Nel 1912, all'apice della carriera artistica, il C. venne eletto a far parte della giuria di accettazione della X Biennale, alla quale partecipò con una vasta personale (cfr. Catal., presentazione di V. Pica, p. 91, sala 32, 22 opere; v. anche recens. di L. Coletti in Vita d'arte, V[1912], 2, pp. 136 ss.). Tale mostra dette la dimensione della personalità del C. "pittore della montagna", libero ormai dagli influssi del Fontanesi da una parte, del Segantini dall'altra, pittore sobrio, che trova la sua espressione più autentica nell'architettura severa delle montagne, fatta di masse nude e nette, libere da ogni ricerca di realismo fotografico e da romanticismo. Con lo scoppio della prima guerra mondiale, nel 1914 il C. tornò a vivere a Milano dove restò, quasi inattivo, fino alla fine della guerra. Nel 1919 tornò a Chioggia, nel 1920 era di nuovo sulle montagne, in Valtellina (espose paesaggi valtellinesi alla Biennale di Venezia, 1920, 1922, e alla gall. Pesaro di Milano, 1921). Nel 1923 si recò sulle Dolomiti. Nel 1926, invitato ad entrare a far parte del gruppo del "Novecento italiano", non accettò, per non legarsi a una scuola.
Cominciava a soffrire di cuore, e gli diveniva sempre più difficile andare in montagna; si stabilì quindi a Milano, dove abitava ed aveva lo studio in viale Vercellina n. 5. Poi, per ragioni di salute, dovette abbandonare anche Milano e trasferirsi, durante la stagione fredda, a Montecarlo. Qui, il 17 febbr. 1938, si spense.

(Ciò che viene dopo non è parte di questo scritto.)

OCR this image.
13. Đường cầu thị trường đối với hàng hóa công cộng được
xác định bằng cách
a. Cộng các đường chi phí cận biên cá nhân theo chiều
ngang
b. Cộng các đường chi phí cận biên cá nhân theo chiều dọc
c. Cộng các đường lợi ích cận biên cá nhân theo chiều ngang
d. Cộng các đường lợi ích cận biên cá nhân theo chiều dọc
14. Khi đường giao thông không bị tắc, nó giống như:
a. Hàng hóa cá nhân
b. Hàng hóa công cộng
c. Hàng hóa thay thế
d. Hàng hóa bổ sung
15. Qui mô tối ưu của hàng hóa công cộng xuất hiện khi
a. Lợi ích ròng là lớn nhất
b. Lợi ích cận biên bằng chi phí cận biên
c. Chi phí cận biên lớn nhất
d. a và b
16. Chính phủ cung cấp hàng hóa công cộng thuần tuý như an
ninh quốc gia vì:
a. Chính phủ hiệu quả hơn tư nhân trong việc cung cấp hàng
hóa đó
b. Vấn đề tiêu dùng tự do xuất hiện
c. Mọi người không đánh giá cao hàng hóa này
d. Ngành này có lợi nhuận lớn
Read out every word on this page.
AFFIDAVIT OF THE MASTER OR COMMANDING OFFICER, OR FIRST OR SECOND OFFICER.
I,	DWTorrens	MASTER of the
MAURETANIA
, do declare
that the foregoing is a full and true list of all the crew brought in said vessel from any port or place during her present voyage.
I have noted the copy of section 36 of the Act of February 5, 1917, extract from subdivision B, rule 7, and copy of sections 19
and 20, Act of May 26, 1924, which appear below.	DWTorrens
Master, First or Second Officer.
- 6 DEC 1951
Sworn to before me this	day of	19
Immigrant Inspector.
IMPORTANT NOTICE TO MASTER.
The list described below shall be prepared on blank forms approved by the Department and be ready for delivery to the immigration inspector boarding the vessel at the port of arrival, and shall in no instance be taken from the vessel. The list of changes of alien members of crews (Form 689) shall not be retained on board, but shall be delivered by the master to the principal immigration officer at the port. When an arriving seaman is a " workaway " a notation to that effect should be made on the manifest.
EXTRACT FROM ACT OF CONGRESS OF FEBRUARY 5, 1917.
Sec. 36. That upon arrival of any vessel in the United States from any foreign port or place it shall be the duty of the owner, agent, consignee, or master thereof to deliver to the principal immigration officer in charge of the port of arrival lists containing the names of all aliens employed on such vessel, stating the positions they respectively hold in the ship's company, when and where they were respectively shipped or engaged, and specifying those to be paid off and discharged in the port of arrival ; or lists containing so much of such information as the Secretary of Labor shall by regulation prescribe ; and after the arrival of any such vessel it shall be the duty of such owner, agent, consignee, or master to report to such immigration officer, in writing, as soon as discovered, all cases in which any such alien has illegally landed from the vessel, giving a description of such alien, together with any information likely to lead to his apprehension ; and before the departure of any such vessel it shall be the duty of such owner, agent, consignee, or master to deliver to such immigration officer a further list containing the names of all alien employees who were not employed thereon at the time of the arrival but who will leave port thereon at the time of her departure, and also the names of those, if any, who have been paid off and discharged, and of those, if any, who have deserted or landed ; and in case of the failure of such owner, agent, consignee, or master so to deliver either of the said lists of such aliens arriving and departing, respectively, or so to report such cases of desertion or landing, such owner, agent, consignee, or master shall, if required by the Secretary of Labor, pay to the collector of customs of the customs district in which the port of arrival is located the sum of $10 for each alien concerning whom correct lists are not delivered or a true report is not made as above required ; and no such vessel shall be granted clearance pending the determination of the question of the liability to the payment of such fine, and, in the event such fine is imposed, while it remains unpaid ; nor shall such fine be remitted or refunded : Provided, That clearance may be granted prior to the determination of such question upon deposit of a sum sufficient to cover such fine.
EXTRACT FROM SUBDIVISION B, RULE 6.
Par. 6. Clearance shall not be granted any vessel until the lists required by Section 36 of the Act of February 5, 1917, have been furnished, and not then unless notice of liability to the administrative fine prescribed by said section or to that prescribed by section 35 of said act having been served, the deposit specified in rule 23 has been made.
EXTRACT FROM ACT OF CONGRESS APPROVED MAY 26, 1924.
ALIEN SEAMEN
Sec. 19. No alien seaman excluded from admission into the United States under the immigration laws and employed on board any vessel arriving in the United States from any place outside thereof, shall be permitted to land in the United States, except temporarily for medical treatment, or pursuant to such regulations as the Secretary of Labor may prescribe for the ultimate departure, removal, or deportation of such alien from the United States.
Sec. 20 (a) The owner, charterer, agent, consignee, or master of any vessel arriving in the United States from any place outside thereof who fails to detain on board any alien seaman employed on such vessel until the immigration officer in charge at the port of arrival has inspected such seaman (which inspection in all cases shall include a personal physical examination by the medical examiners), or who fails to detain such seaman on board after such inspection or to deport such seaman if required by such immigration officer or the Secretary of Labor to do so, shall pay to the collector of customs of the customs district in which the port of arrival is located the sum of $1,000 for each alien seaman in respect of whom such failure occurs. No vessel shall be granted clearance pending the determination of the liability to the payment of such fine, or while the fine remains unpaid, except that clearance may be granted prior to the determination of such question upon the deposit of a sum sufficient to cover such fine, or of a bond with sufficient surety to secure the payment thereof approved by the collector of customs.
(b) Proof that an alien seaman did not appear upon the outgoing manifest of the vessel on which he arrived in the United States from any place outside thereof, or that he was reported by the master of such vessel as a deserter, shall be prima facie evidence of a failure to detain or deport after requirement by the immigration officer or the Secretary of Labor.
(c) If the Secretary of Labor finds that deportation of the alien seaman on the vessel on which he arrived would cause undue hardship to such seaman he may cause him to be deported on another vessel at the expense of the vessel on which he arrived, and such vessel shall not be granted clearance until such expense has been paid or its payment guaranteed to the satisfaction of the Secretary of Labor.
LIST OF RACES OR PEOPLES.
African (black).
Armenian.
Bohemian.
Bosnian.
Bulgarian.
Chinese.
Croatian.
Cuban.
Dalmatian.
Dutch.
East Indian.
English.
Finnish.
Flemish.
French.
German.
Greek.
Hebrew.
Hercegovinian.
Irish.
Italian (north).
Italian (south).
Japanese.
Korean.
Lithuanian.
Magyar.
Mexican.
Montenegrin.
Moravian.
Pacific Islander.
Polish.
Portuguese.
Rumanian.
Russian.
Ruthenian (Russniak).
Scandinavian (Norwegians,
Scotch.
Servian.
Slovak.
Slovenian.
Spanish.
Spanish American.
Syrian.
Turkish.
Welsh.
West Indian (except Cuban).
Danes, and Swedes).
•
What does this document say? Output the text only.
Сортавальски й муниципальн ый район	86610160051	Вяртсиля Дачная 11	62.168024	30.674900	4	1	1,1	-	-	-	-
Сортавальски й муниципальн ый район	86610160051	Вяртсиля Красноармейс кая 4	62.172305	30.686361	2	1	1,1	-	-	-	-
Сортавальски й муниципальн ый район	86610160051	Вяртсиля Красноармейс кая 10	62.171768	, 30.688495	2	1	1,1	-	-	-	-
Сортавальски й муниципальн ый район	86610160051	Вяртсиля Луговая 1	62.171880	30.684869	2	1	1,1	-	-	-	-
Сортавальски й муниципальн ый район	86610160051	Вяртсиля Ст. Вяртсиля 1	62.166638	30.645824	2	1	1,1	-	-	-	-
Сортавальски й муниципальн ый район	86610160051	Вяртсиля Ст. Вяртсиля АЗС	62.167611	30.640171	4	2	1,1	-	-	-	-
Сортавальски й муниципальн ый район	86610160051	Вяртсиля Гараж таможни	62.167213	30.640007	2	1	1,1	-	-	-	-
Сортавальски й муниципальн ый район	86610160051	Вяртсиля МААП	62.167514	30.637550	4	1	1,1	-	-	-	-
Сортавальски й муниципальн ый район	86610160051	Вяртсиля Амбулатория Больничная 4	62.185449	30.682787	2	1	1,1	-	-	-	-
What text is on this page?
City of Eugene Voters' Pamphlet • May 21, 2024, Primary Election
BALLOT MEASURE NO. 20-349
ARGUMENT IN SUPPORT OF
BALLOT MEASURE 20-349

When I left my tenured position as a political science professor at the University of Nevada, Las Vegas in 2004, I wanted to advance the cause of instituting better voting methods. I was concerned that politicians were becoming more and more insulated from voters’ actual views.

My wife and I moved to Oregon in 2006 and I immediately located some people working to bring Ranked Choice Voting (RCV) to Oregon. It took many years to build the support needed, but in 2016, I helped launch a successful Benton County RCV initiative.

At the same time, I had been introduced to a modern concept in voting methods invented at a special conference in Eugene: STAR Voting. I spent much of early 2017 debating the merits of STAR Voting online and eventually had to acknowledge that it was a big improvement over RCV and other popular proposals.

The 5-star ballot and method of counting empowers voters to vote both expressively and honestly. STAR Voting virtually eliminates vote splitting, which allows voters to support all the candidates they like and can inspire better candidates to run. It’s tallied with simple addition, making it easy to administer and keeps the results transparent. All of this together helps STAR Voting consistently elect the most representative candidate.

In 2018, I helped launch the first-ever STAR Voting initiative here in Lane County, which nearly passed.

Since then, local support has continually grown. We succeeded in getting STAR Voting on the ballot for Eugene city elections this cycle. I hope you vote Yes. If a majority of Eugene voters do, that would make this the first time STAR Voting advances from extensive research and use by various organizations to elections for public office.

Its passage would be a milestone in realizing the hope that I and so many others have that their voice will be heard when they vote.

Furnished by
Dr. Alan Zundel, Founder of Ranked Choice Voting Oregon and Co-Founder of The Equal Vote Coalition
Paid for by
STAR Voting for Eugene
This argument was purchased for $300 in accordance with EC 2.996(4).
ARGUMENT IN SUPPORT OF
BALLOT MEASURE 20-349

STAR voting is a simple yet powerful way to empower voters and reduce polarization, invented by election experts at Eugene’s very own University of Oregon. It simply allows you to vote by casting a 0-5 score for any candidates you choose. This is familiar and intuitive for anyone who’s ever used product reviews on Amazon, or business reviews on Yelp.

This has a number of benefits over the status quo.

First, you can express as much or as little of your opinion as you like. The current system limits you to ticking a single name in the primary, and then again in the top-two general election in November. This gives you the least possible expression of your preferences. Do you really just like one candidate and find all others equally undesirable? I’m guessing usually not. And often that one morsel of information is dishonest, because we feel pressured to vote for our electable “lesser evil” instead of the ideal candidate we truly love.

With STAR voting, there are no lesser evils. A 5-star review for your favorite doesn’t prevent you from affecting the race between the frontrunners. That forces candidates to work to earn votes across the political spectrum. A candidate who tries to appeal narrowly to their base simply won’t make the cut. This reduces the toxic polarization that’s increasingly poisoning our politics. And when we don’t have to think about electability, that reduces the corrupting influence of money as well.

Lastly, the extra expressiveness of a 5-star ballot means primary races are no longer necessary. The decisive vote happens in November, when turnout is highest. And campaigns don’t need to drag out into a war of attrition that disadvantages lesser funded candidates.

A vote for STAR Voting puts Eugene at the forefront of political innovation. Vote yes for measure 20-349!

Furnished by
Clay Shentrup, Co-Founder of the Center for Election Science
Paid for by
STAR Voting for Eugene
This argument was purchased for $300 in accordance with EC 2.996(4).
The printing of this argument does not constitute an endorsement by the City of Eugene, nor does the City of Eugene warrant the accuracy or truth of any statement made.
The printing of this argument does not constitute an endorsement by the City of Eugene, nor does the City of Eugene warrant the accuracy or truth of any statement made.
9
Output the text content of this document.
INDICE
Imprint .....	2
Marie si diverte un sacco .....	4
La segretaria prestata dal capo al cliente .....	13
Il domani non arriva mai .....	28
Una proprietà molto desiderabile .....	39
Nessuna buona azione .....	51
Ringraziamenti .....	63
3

Fonti e Bibl.: Oltre alla bibl. in H. Vollmer, Künstlerlexikon des XX. Jahrh.s, I, pp. 393 s., si veda: A. Stella, Ilpaesaggio di G. C., in Natura e arte, XIX (1900-1901), pp. 837-849; A. R. Willard, History of modern art, London 1902, p. 610; N. Barbantini, G. C., in Varietas, VI(1909), pp. 589-95; L. Callari, Storia dell'arte contemp., Roma 1909, p. 313; V. Pica, Artisti contemporanei: G. C., in Emporium, XXXV(1912), pp. 322-38; E. Salvaneschi, Un pittore del tramonto, in Natura e arte, XLIII (1912-13), pp. 217-33; G. Bistolfi, Artisti moderni, G.C., in Nuova Antol., 16 sett. 1913, pp. 245-52; V. Bucci, G.C., Milano 1921; E. Zorzi, G.C., Venezia 1942 (con ampia bibl.; recens. di A. Caffi in IlRegime fascista, 26 febbr. 1943); S. Pagani, La pittura lomb. della Scapigliatura, Milano1955, pp. 536-38; Storia della pittura ital. dell'Ottocento, Milano 1975, II-III, ad Indicem.